More so, the unquestionable heightening of the due diligence standard of the state authorities contributes also to the effective policing of police investigations. Previous case law has proved that the state’s duty to protect the individual in such cases consists of a rather tamed obligation of means – see for example the judgment of the UK House of Lords in E v Chief Constable of the Royal Ulster Constabulary, where a positive obligation imposed on the state to prevent the infliction by third parties of inhuman or degrading treatment consisted of doing all that was reasonably to be expected to avoid a real or immediate risk to an individual once the existence of that risk was known or ought to have been known.

Most critically, however, in order to substantiate such a case it seems that a fairly high evidential threshold will be required to prove a “constant threat to the applicant’s physical integrity”, as evinced by Opuz.
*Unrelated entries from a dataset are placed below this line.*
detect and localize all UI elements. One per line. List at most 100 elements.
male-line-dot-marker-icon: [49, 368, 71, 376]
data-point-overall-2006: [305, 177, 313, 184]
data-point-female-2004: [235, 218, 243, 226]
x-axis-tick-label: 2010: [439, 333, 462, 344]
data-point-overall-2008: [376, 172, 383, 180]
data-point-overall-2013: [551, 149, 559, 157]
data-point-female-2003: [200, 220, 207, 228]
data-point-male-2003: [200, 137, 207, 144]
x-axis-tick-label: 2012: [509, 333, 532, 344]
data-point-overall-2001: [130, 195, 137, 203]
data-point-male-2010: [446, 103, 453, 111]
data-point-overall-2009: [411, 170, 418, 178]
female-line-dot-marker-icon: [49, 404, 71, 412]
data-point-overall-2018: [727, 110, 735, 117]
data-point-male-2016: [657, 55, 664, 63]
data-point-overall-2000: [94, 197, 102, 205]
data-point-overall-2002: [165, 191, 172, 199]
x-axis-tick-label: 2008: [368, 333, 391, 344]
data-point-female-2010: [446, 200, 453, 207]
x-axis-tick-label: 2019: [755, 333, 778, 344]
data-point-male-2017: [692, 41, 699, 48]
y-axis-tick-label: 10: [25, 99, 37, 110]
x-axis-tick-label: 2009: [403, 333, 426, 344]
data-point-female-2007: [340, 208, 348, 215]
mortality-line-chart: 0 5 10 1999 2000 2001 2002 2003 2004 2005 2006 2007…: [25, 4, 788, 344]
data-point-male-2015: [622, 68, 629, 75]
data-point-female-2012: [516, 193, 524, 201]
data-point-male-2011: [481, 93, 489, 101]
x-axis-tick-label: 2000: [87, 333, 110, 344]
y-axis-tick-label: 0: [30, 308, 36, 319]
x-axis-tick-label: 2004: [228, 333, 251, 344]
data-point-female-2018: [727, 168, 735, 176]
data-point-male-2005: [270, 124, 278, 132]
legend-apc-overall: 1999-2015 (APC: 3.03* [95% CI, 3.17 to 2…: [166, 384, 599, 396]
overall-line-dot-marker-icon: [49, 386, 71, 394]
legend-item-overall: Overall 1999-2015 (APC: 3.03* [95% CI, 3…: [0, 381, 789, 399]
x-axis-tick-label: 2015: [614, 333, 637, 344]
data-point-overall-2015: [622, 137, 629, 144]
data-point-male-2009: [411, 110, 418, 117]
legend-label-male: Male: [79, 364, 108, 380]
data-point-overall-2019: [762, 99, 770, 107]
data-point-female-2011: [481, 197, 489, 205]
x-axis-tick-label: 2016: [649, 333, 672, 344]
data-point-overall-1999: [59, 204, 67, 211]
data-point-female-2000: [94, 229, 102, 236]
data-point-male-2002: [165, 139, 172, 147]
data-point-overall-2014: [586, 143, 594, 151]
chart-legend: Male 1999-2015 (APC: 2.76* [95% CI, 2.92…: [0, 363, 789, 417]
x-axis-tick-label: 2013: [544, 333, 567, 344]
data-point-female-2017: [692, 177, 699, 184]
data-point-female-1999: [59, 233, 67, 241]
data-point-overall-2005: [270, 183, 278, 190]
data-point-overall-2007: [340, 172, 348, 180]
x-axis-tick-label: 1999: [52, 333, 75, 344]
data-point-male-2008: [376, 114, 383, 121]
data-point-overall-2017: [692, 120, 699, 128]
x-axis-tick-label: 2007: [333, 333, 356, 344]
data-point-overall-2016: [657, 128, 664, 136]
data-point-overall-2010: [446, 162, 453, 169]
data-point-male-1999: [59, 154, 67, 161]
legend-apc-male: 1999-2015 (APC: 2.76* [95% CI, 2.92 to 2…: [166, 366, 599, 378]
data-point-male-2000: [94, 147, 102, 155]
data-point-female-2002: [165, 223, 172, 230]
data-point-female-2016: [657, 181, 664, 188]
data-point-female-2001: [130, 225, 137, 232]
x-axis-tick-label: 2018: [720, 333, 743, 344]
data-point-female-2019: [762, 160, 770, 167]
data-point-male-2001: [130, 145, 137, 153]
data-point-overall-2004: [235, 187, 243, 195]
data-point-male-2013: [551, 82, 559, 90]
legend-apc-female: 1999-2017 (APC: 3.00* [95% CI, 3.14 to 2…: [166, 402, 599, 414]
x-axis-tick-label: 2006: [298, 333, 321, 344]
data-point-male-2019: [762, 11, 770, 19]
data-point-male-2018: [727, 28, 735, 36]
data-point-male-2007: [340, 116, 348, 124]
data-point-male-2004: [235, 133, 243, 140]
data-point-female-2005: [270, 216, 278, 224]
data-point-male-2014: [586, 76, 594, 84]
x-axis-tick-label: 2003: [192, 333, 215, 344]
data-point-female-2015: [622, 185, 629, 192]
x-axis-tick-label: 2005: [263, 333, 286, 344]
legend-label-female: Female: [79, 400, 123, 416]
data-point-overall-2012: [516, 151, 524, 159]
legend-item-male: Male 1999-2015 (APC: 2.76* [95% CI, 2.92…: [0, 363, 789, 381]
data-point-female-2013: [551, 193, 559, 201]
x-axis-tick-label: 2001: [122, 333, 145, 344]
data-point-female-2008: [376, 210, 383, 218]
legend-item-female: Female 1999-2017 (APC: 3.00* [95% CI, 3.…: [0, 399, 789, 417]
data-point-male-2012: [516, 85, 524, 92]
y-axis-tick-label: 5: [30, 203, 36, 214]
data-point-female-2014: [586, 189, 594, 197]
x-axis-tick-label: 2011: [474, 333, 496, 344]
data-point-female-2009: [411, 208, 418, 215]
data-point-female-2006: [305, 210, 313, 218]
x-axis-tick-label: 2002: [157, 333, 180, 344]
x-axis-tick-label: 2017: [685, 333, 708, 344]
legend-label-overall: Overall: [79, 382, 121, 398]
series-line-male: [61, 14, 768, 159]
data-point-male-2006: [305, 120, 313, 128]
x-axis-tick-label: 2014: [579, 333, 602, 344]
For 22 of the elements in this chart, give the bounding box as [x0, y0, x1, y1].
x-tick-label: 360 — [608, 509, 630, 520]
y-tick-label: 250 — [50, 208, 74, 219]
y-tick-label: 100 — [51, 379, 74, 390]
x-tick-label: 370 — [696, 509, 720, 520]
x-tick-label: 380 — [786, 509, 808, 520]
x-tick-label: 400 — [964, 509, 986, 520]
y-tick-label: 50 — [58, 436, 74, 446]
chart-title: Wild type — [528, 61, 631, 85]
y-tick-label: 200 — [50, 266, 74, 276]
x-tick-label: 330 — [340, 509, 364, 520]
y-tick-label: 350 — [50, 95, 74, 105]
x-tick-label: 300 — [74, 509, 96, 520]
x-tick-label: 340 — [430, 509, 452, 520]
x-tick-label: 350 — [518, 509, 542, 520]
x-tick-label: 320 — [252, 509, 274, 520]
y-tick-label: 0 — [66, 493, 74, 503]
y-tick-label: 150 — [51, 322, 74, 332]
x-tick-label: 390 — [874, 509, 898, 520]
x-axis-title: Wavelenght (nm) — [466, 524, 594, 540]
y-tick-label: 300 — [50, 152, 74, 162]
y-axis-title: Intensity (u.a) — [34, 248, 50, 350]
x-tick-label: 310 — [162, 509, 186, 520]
This brings up the question of whether the particular set of circumstances available in the case – i.e. numerous threats, complaints, omissions by police and other state authorities to prosecute the attacker and protect the victims, as well as an overarching cultural trend of domestic violence emphasized by various experts and NGO – was the actual reason for the Court’s enthusiastic judgment in the case, a judgment that very arguably would not have sounded the same had it been presented in a different cultural and socio-political context.

UPDATE: It appears that the Council of Europe has more recently been actively promoting a common policy for combating domestic violence. The draft interim report of the Ad Hoc Committee on Preventing and Combating Violence against Women and Domestic Violence, which has been tasked with preparing a legally binding framework on this matter, is available here. Further information on the developments in this field can be found here.

[I am indebted to Carmi Lecker for drawing my attention to these developments].